7. Kids –  Wow, now this is life changing, but equally rewarding.  To the guys out there, the first couple years of changing diapers and waking up won’t be the most ideal stretch.  It’s all worth it.  It will all change your perspective on life.  Don’t rush though, it’s a ton of responsibility and is going to severely limit you for any interests outside of parenting – if you want to parent right.  Be ready, be patient, most of us have no idea how to do it right when we’re still barely not kids ourselves.  And when you do decide, figure out a number that works, this is not something to be impulsive about.  Two seems to be the universal number that makes sense – you can play man to man defense instead of zone and so much is made for units of 4 (cars, tables, etc).  If you love kids and dreamed of a huge family, you can make it work. 
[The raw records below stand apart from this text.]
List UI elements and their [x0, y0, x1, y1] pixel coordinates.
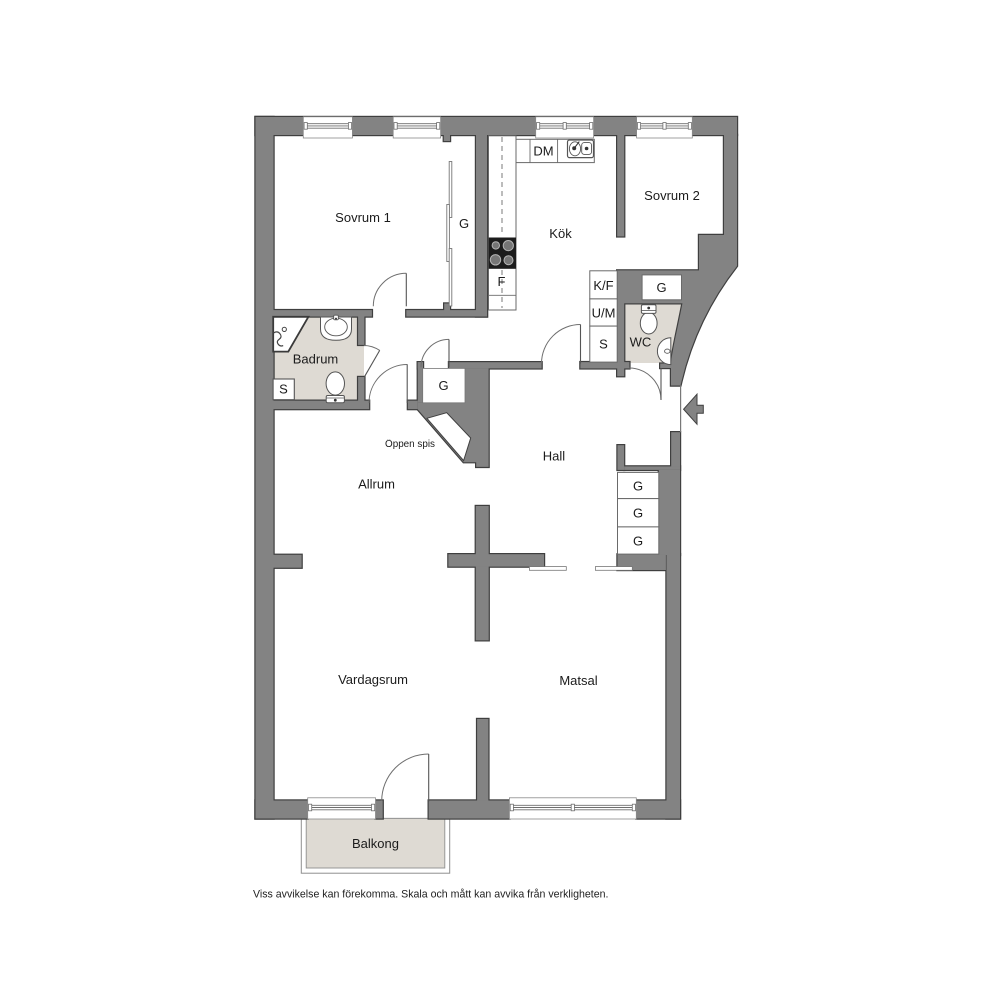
- svg-text:U/M: U/M: [592, 306, 616, 321]
- svg-text:Allrum: Allrum: [358, 477, 395, 492]
- svg-text:Vardagsrum: Vardagsrum: [338, 672, 408, 687]
- svg-text:Matsal: Matsal: [559, 673, 597, 688]
- svg-text:Balkong: Balkong: [352, 836, 399, 851]
- svg-text:G: G: [633, 506, 643, 521]
- svg-text:G: G: [656, 280, 666, 295]
- svg-text:Kök: Kök: [549, 226, 572, 241]
- svg-text:WC: WC: [630, 335, 652, 350]
- svg-text:Badrum: Badrum: [293, 352, 339, 367]
- svg-text:G: G: [633, 479, 643, 494]
- svg-text:S: S: [279, 382, 288, 397]
- svg-text:S: S: [599, 337, 608, 352]
- svg-text:K/F: K/F: [593, 278, 613, 293]
- svg-text:G: G: [438, 378, 448, 393]
- svg-text:DM: DM: [533, 144, 553, 159]
- svg-text:G: G: [459, 216, 469, 231]
- svg-text:Viss avvikelse kan förekomma.: Viss avvikelse kan förekomma. Skala och …: [253, 889, 608, 901]
- svg-text:F: F: [498, 274, 506, 289]
- svg-text:Öppen spis: Öppen spis: [385, 439, 435, 450]
- svg-text:Sovrum 1: Sovrum 1: [335, 210, 391, 225]
- svg-text:Sovrum 2: Sovrum 2: [644, 188, 700, 203]
- svg-text:Hall: Hall: [543, 449, 566, 464]
- svg-text:G: G: [633, 534, 643, 549]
8. Retirement and College Tuition – At a bare minimum, if you have a 401K available at work, contribute, contribute, contribute.  Contribute in the least to what your company matches.  It won’t feel great to stash funds on something you won’t see for a gazillion years, but as you get older, you’ll feel better and better that you did.  If you don’t have availability to a 401K, there are vehicles that can resemble out there that you should think about.  If you want to start thinking about saving for your kids college and god only knows, those will be insanely expensive, find yourself a college savings account.  It’s a great way of committing and finding little breaks to ensure you’re building that nest egg. 

 

9. Happiness – When you sum it all up, balance your life in a way that makes you happy.  In this grand dance we call life, if you’re not creating happiness for yourself, what’s really the point?   Different people find it in different ways – be proactive in getting there.  I know that’s a real macro suggestion and I wish I had all the answers on how to find it, but that’s up to you.  There are times when you’re sacrificing to get to a happier place and sacrifice is part of a fulfilling life.  The end of that formula should lead to your happiness.  You only live once.